A form had passed hurriedly across a level stretch of ground beyond them. It was the figure of a boy.
“It’s Jack Benson!” exclaimed Will.
“And coming from the direction of the house, too.”
“So he is.”
“Wonder what he is in such a hurry about?”
They followed the fleeting figure, but Jack was out of sight before they could overtake him. To Frank the incident kindled suspicion in a new direction. He and Will went on until they came to the neighborhood of the Eccles cabin. There they halted and looked around in search of Nick Collins. But he was nowhere in sight. They sat down patiently to wait for him. Frank was serious and thoughtful, and Will plagued with fears and uncertainties. Thus it happened that neither paid attention to a deepening glow in the sky over a point from which they had come not long before, until of a sudden the illumination became strikingly bright. A flash seemed to shoot athwart the hilltop.
“Frank! Did you see that?”
“What?”
“It’s a fire!”
“That glow? By jiminy, it does look like one.”
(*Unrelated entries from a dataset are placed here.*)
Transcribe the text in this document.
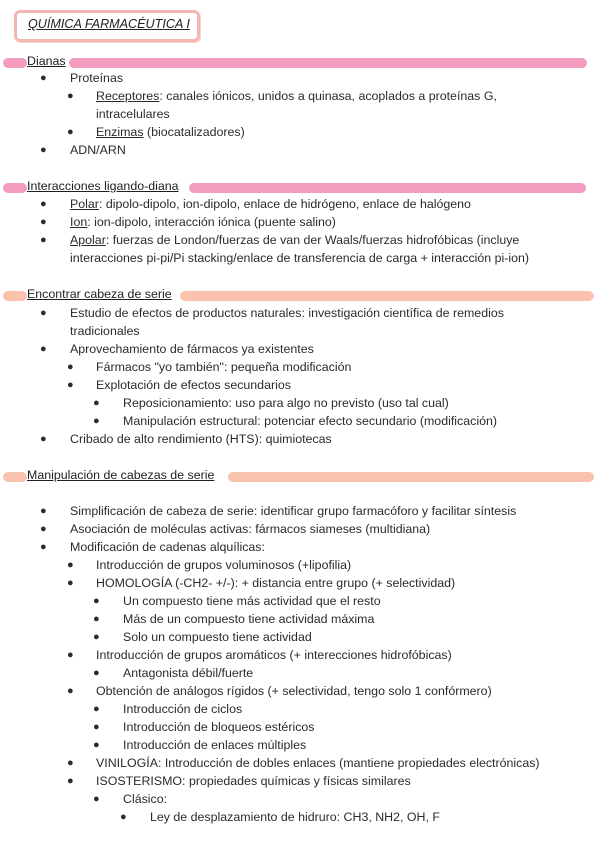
QUÍMICA FARMACÉUTICA I
Dianas
● Proteínas
● Receptores: canales iónicos, unidos a quinasa, acoplados a proteínas G,
intracelulares
● Enzimas (biocatalizadores)
● ADN/ARN
Interacciones ligando-diana
● Polar: dipolo-dipolo, ion-dipolo, enlace de hidrógeno, enlace de halógeno
● Ion: ion-dipolo, interacción iónica (puente salino)
● Apolar: fuerzas de London/fuerzas de van der Waals/fuerzas hidrofóbicas (incluye
interacciones pi-pi/Pi stacking/enlace de transferencia de carga + interacción pi-ion)
Encontrar cabeza de serie
● Estudio de efectos de productos naturales: investigación científica de remedios
tradicionales
● Aprovechamiento de fármacos ya existentes
● Fármacos "yo también": pequeña modificación
● Explotación de efectos secundarios
● Reposicionamiento: uso para algo no previsto (uso tal cual)
● Manipulación estructural: potenciar efecto secundario (modificación)
● Cribado de alto rendimiento (HTS): quimiotecas
Manipulación de cabezas de serie
● Simplificación de cabeza de serie: identificar grupo farmacóforo y facilitar síntesis
● Asociación de moléculas activas: fármacos siameses (multidiana)
● Modificación de cadenas alquílicas:
● Introducción de grupos voluminosos (+lipofilia)
● HOMOLOGÍA (-CH2- +/-): + distancia entre grupo (+ selectividad)
● Un compuesto tiene más actividad que el resto
● Más de un compuesto tiene actividad máxima
● Solo un compuesto tiene actividad
● Introducción de grupos aromáticos (+ interecciones hidrofóbicas)
● Antagonista débil/fuerte
● Obtención de análogos rígidos (+ selectividad, tengo solo 1 confórmero)
● Introducción de ciclos
● Introducción de bloqueos estéricos
● Introducción de enlaces múltiples
● VINILOGÍA: Introducción de dobles enlaces (mantiene propiedades electrónicas)
● ISOSTERISMO: propiedades químicas y físicas similares
● Clásico:
● Ley de desplazamiento de hidruro: CH3, NH2, OH, F
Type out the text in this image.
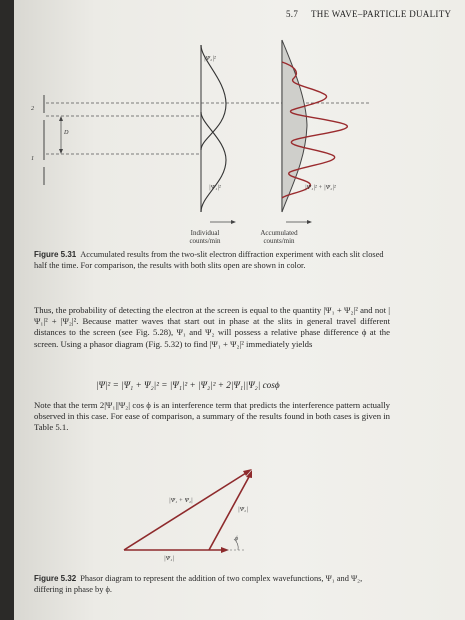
5.7 THE WAVE–PARTICLE DUALITY
2
D
1
|Ψ₂|²
|Ψ₁|²	|Ψ₁|² + |Ψ₂|²
Individual counts/min
Accumulated counts/min
Figure 5.31 Accumulated results from the two-slit electron diffraction experiment with each slit closed half the time. For comparison, the results with both slits open are shown in color.
Thus, the probability of detecting the electron at the screen is equal to the quantity |Ψ₁ + Ψ₂|² and not |Ψ₁|² + |Ψ₂|². Because matter waves that start out in phase at the slits in general travel different distances to the screen (see Fig. 5.28), Ψ₁ and Ψ₂ will possess a relative phase difference ϕ at the screen. Using a phasor diagram (Fig. 5.32) to find |Ψ₁ + Ψ₂|² immediately yields
|Ψ|² = |Ψ₁ + Ψ₂|² = |Ψ₁|² + |Ψ₂|² + 2|Ψ₁||Ψ₂| cosϕ
Note that the term 2|Ψ₁||Ψ₂| cos ϕ is an interference term that predicts the interference pattern actually observed in this case. For ease of comparison, a summary of the results found in both cases is given in Table 5.1.
|Ψ₁ + Ψ₂|
|Ψ₂|
|Ψ₁|
ϕ
Figure 5.32 Phasor diagram to represent the addition of two complex wavefunctions, Ψ₁ and Ψ₂, differing in phase by ϕ.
“And in the direction of home.”
They sprang to their feet and gazed intently at the lurid glare. A moment or two and they heard the discordant, confused shouts of many persons in the distance. These sounds came nearer and nearer, and the boys set off at a run for the crest of the hill. They had hardly reached it when they heard some one just beyond them, shouting:
“Fire, fire!”
A man running toward the village was crying the word at the top of his voice.
Another man, coming from the village, asked him excitedly:
“What’s burning?”
“Towns’ barn,” replied the other breathlessly.
“Are you going for the fire engine?”
“Yes. We must get it out quick or the house will go.”
The man ran on, but the other called after him:
“How did it catch?”
“Set afire.”
“Tramps?”
“No,” came the reply as the man ceased running and turned around, more eager to repeat some gossip he had heard than to call out the engine. “His own boys did it. They fired the barn because he whipped them. They ran away this evening, and left a note saying they set the fire out of revenge.”